A group trying to build up San Diego’s workforce is singling out young workers in cold-weather cities, beckoning millennials who are in the middle of tough winters.
The target group: workers 27 to 37 years old who are trained in science, technology or other hot sectors and live in New York, Boston or Chicago.
The campaign, called Just Say No to Winter, is the brainchild of the San Diego Economic Development Corp., which has put effort into branding the city as a promised land for tech and science talent.
Why are they targeting millennials? The EDC’s research has shown that San Diego has a lot of jobs open for individuals with mid-level experience who often fall in this age range.
“When we surveyed companies — from an economic standpoint — the largest job opportunities were in that age group,” said Bernadine Locsin, the marketing manager for the EDC. “We have plenty of entry-level talent and senior talent, but a lot of those midrange-career jobs need to be filled.”
The EDC is running targeted ad campaigns through social media, focusing on millennials on Facebook, Instagram, LinkedIn and YouTube.

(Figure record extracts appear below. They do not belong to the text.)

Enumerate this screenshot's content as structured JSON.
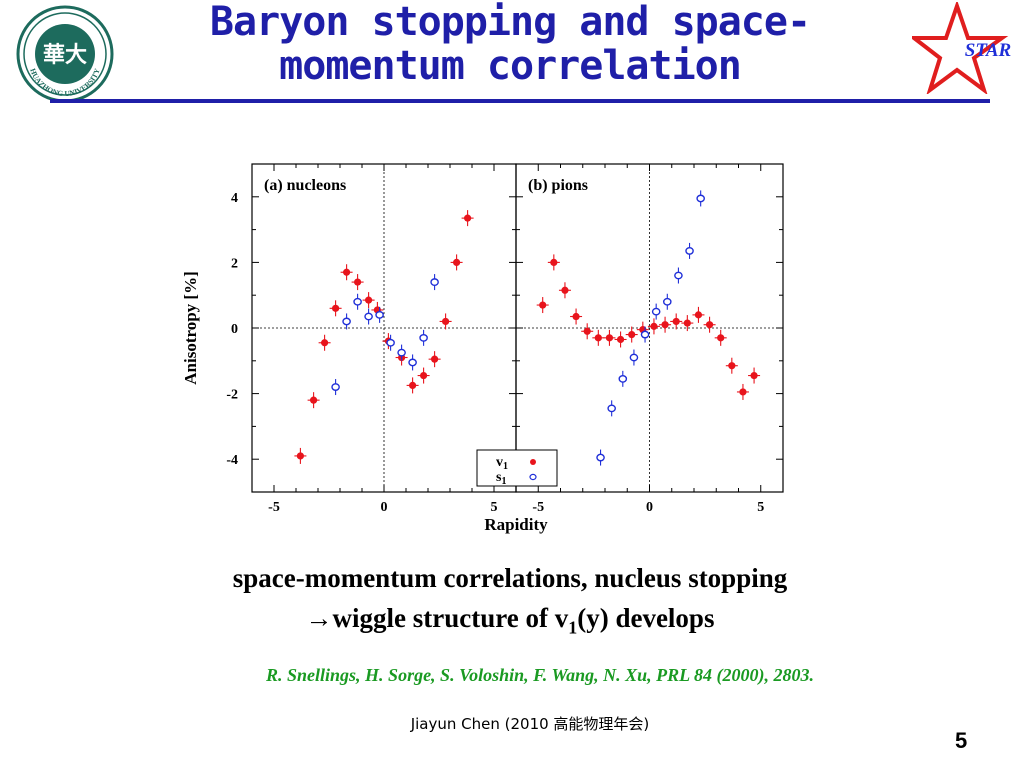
{
  "title": {
    "line1": "Baryon stopping and space-",
    "line2": "momentum correlation"
  },
  "logo": {
    "text": "HUAZHONG UNIVERSITY",
    "glyph": "華大"
  },
  "star_logo": {
    "text": "STAR"
  },
  "chart_data": [
    {
      "type": "scatter",
      "title": "(a) nucleons",
      "xlabel": "Rapidity",
      "ylabel": "Anisotropy [%]",
      "xlim": [
        -6,
        6
      ],
      "ylim": [
        -5,
        5
      ],
      "xticks": [
        -5,
        0,
        5
      ],
      "yticks": [
        -4,
        -2,
        0,
        2,
        4
      ],
      "series": [
        {
          "name": "v1",
          "color": "#e8141c",
          "marker": "filled-circle",
          "x": [
            -3.8,
            -3.2,
            -2.7,
            -2.2,
            -1.7,
            -1.2,
            -0.7,
            -0.3,
            0.2,
            0.8,
            1.3,
            1.8,
            2.3,
            2.8,
            3.3,
            3.8
          ],
          "y": [
            -3.9,
            -2.2,
            -0.45,
            0.6,
            1.7,
            1.4,
            0.85,
            0.55,
            -0.4,
            -0.9,
            -1.75,
            -1.45,
            -0.95,
            0.2,
            2.0,
            3.35
          ]
        },
        {
          "name": "s1",
          "color": "#1f2fd8",
          "marker": "open-circle",
          "x": [
            -2.2,
            -1.7,
            -1.2,
            -0.7,
            -0.2,
            0.3,
            0.8,
            1.3,
            1.8,
            2.3
          ],
          "y": [
            -1.8,
            0.2,
            0.8,
            0.35,
            0.4,
            -0.45,
            -0.75,
            -1.05,
            -0.3,
            1.4
          ]
        }
      ]
    },
    {
      "type": "scatter",
      "title": "(b) pions",
      "xlabel": "Rapidity",
      "ylabel": "Anisotropy [%]",
      "xlim": [
        -6,
        6
      ],
      "ylim": [
        -5,
        5
      ],
      "xticks": [
        -5,
        0,
        5
      ],
      "yticks": [
        -4,
        -2,
        0,
        2,
        4
      ],
      "series": [
        {
          "name": "v1",
          "color": "#e8141c",
          "marker": "filled-circle",
          "x": [
            -4.8,
            -4.3,
            -3.8,
            -3.3,
            -2.8,
            -2.3,
            -1.8,
            -1.3,
            -0.8,
            -0.3,
            0.2,
            0.7,
            1.2,
            1.7,
            2.2,
            2.7,
            3.2,
            3.7,
            4.2,
            4.7
          ],
          "y": [
            0.7,
            2.0,
            1.15,
            0.35,
            -0.1,
            -0.3,
            -0.3,
            -0.35,
            -0.2,
            -0.05,
            0.05,
            0.1,
            0.2,
            0.15,
            0.4,
            0.1,
            -0.3,
            -1.15,
            -1.95,
            -1.45
          ]
        },
        {
          "name": "s1",
          "color": "#1f2fd8",
          "marker": "open-circle",
          "x": [
            -2.2,
            -1.7,
            -1.2,
            -0.7,
            -0.2,
            0.3,
            0.8,
            1.3,
            1.8,
            2.3
          ],
          "y": [
            -3.95,
            -2.45,
            -1.55,
            -0.9,
            -0.2,
            0.5,
            0.8,
            1.6,
            2.35,
            3.95
          ]
        }
      ]
    }
  ],
  "legend": [
    {
      "label": "v1",
      "main": "v",
      "sub": "1"
    },
    {
      "label": "s1",
      "main": "s",
      "sub": "1"
    }
  ],
  "caption": {
    "line1": "space-momentum correlations, nucleus stopping",
    "arrow": "→",
    "line2_a": "wiggle structure of v",
    "line2_sub": "1",
    "line2_b": "(y) develops"
  },
  "reference": "R. Snellings, H. Sorge, S. Voloshin, F. Wang, N. Xu, PRL 84 (2000), 2803.",
  "footer": "Jiayun Chen (2010 高能物理年会)",
  "page_number": "5",
  "colors": {
    "title": "#1f1fa8",
    "reference": "#1a9a22",
    "v1": "#e8141c",
    "s1": "#1f2fd8",
    "logo": "#1d6b5d",
    "star": "#e01e1e"
  }
}
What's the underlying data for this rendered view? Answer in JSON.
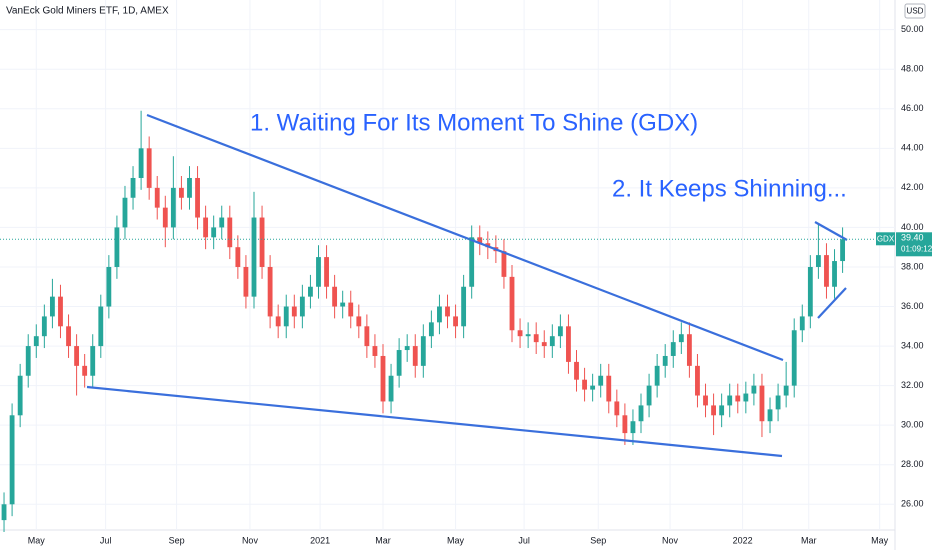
{
  "chart_data": {
    "type": "candlestick",
    "title": "VanEck Gold Miners ETF, 1D, AMEX",
    "annotations": [
      "1. Waiting For Its Moment To Shine (GDX)",
      "2. It Keeps Shinning..."
    ],
    "currency": "USD",
    "symbol": "GDX",
    "price_label": "39.40",
    "countdown": "01:09:12",
    "up_color": "#26a69a",
    "down_color": "#ef5350",
    "open": [
      25.2,
      26.0,
      30.5,
      32.5,
      34.0,
      34.5,
      35.5,
      36.5,
      35.0,
      34.0,
      33.0,
      32.5,
      34.0,
      36.0,
      38.0,
      40.0,
      41.5,
      42.5,
      44.0,
      42.0,
      41.0,
      40.0,
      42.0,
      41.5,
      42.5,
      40.5,
      39.5,
      40.0,
      40.5,
      39.0,
      38.0,
      36.5,
      40.5,
      38.0,
      35.5,
      35.0,
      36.0,
      35.5,
      36.5,
      37.0,
      38.5,
      37.0,
      36.0,
      36.2,
      35.5,
      35.0,
      34.0,
      33.5,
      31.2,
      32.5,
      33.8,
      34.0,
      33.0,
      34.5,
      35.2,
      36.0,
      35.5,
      35.0,
      37.0,
      39.5,
      39.2,
      39.0,
      38.8,
      37.5,
      34.8,
      34.5,
      34.6,
      34.2,
      34.0,
      34.5,
      35.0,
      33.2,
      32.3,
      31.8,
      32.0,
      32.5,
      31.2,
      30.5,
      29.6,
      30.2,
      31.0,
      32.0,
      33.0,
      33.5,
      34.2,
      34.6,
      33.0,
      31.5,
      31.0,
      30.5,
      31.0,
      31.5,
      31.2,
      31.6,
      32.0,
      30.2,
      30.8,
      31.5,
      32.0,
      34.8,
      35.5,
      38.0,
      38.6,
      37.0,
      38.3
    ],
    "high": [
      26.6,
      31.1,
      33.1,
      34.6,
      35.1,
      36.1,
      37.4,
      37.1,
      35.6,
      34.6,
      33.6,
      34.6,
      36.6,
      38.6,
      40.6,
      42.1,
      43.1,
      45.9,
      44.6,
      42.6,
      41.6,
      43.6,
      42.6,
      43.1,
      43.1,
      41.1,
      40.6,
      41.1,
      41.1,
      39.6,
      38.6,
      41.8,
      41.1,
      38.6,
      36.1,
      36.6,
      36.6,
      37.1,
      37.6,
      39.1,
      39.1,
      37.6,
      36.8,
      36.8,
      36.1,
      35.6,
      34.6,
      34.1,
      33.1,
      34.4,
      34.6,
      34.6,
      35.1,
      35.8,
      36.6,
      36.6,
      36.1,
      37.6,
      40.1,
      40.1,
      39.8,
      39.6,
      39.4,
      38.1,
      35.4,
      35.2,
      35.2,
      34.8,
      35.1,
      35.6,
      35.6,
      33.8,
      32.9,
      32.6,
      33.1,
      33.1,
      31.8,
      31.1,
      30.8,
      31.6,
      32.6,
      33.6,
      34.1,
      34.8,
      35.2,
      35.2,
      33.6,
      32.1,
      31.6,
      31.6,
      32.1,
      32.1,
      32.2,
      32.6,
      32.6,
      31.4,
      32.1,
      33.2,
      35.4,
      36.1,
      38.6,
      40.2,
      39.2,
      38.9,
      40.0
    ],
    "low": [
      24.6,
      25.4,
      29.9,
      31.9,
      33.4,
      33.9,
      34.9,
      34.4,
      33.4,
      31.5,
      31.9,
      31.9,
      33.4,
      35.4,
      37.4,
      39.4,
      40.9,
      41.9,
      41.4,
      40.4,
      39.0,
      39.4,
      40.9,
      40.9,
      39.9,
      38.9,
      38.9,
      39.4,
      38.4,
      37.4,
      35.9,
      35.9,
      37.4,
      34.9,
      34.4,
      34.4,
      34.9,
      34.9,
      35.9,
      36.4,
      36.4,
      35.4,
      35.4,
      34.9,
      34.4,
      33.4,
      32.9,
      30.6,
      30.6,
      31.9,
      33.2,
      32.4,
      32.4,
      33.9,
      34.6,
      34.9,
      34.4,
      34.4,
      36.4,
      38.6,
      38.4,
      38.2,
      36.9,
      34.2,
      33.9,
      33.9,
      33.6,
      33.4,
      33.4,
      33.9,
      32.6,
      31.7,
      31.2,
      31.2,
      31.4,
      30.6,
      29.9,
      29.0,
      29.0,
      29.6,
      30.4,
      31.4,
      32.4,
      32.9,
      33.6,
      32.4,
      30.9,
      30.4,
      29.5,
      29.9,
      30.4,
      30.6,
      30.6,
      31.0,
      29.4,
      29.6,
      30.2,
      30.9,
      31.4,
      34.2,
      34.9,
      37.4,
      36.4,
      36.4,
      37.7
    ],
    "close": [
      26.0,
      30.5,
      32.5,
      34.0,
      34.5,
      35.5,
      36.5,
      35.0,
      34.0,
      33.0,
      32.5,
      34.0,
      36.0,
      38.0,
      40.0,
      41.5,
      42.5,
      44.0,
      42.0,
      41.0,
      40.0,
      42.0,
      41.5,
      42.5,
      40.5,
      39.5,
      40.0,
      40.5,
      39.0,
      38.0,
      36.5,
      40.5,
      38.0,
      35.5,
      35.0,
      36.0,
      35.5,
      36.5,
      37.0,
      38.5,
      37.0,
      36.0,
      36.2,
      35.5,
      35.0,
      34.0,
      33.5,
      31.2,
      32.5,
      33.8,
      34.0,
      33.0,
      34.5,
      35.2,
      36.0,
      35.5,
      35.0,
      37.0,
      39.5,
      39.2,
      39.0,
      38.8,
      37.5,
      34.8,
      34.5,
      34.6,
      34.2,
      34.0,
      34.5,
      35.0,
      33.2,
      32.3,
      31.8,
      32.0,
      32.5,
      31.2,
      30.5,
      29.6,
      30.2,
      31.0,
      32.0,
      33.0,
      33.5,
      34.2,
      34.6,
      33.0,
      31.5,
      31.0,
      30.5,
      31.0,
      31.5,
      31.2,
      31.6,
      32.0,
      30.2,
      30.8,
      31.5,
      32.0,
      34.8,
      35.5,
      38.0,
      38.6,
      37.0,
      38.3,
      39.4
    ],
    "xlim": [
      -0.5,
      110.5
    ],
    "xticks": [
      {
        "value": 4,
        "label": "May"
      },
      {
        "value": 12.6,
        "label": "Jul"
      },
      {
        "value": 21.4,
        "label": "Sep"
      },
      {
        "value": 30.5,
        "label": "Nov"
      },
      {
        "value": 39.2,
        "label": "2021"
      },
      {
        "value": 47,
        "label": "Mar"
      },
      {
        "value": 56,
        "label": "May"
      },
      {
        "value": 64.5,
        "label": "Jul"
      },
      {
        "value": 73.7,
        "label": "Sep"
      },
      {
        "value": 82.6,
        "label": "Nov"
      },
      {
        "value": 91.6,
        "label": "2022"
      },
      {
        "value": 99.8,
        "label": "Mar"
      },
      {
        "value": 108.6,
        "label": "May"
      }
    ],
    "ylim": [
      24.7,
      51.5
    ],
    "yticks": [
      {
        "value": 26,
        "label": "26.00"
      },
      {
        "value": 28,
        "label": "28.00"
      },
      {
        "value": 30,
        "label": "30.00"
      },
      {
        "value": 32,
        "label": "32.00"
      },
      {
        "value": 34,
        "label": "34.00"
      },
      {
        "value": 36,
        "label": "36.00"
      },
      {
        "value": 38,
        "label": "38.00"
      },
      {
        "value": 40,
        "label": "40.00"
      },
      {
        "value": 42,
        "label": "42.00"
      },
      {
        "value": 44,
        "label": "44.00"
      },
      {
        "value": 46,
        "label": "46.00"
      },
      {
        "value": 48,
        "label": "48.00"
      },
      {
        "value": 50,
        "label": "50.00"
      }
    ]
  }
}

The ad is a nearly two-minute video that juxtaposes images of San Diego’s beautiful sunsets and beaches with clips of harsh winter weather and traffic jams in other cities. Mixed in are clips of San Diego’s biggest employers, including Qualcomm, Illumina, Intuit and Viasat.
The organization also posted ads on the walls of Boston subways reading, “Just Say No to Winter.” Locsin said the EDC focused on subway lines that went through neighborhoods with large concentrations of life-science companies.
The campaign is reminiscent of a San Diego effort to poach talented engineers from Silicon Valley. That campaign, rolled out by Mike Krenn of the San Diego Venture Group in 2016, included a digital billboard on one of Silicon Valley’s busiest and most traffic-prone freeways. The sign baited technology workers with such one-liners as “Today’s surf report: San Diego is better.” There’s no way to measure exactly how effective that campaign was. A group of young venture capitalists, however, recently cited Krenn’s efforts as influential in their decision to locate a new $50-million tech fund in San Diego.
The EDC’s Just Say No to Winter campaign is under the umbrella of a larger effort called San Diego Life Changing, whose mission is to attract people and companies to the region in this target age demographic. It has some online tools to help bring in new transplants, including an interactive map of employers and an overview of neighborhoods. Locsin said the EDC was tracking census data to see how effective the campaign was and hadn’t seen much movement yet. But it’s early, and she hopes to see the results in a year or two.
“It’s hard to connect one campaign to someone’s decision to move,” Locsin said. “But this could plant the seed or start the conversation.”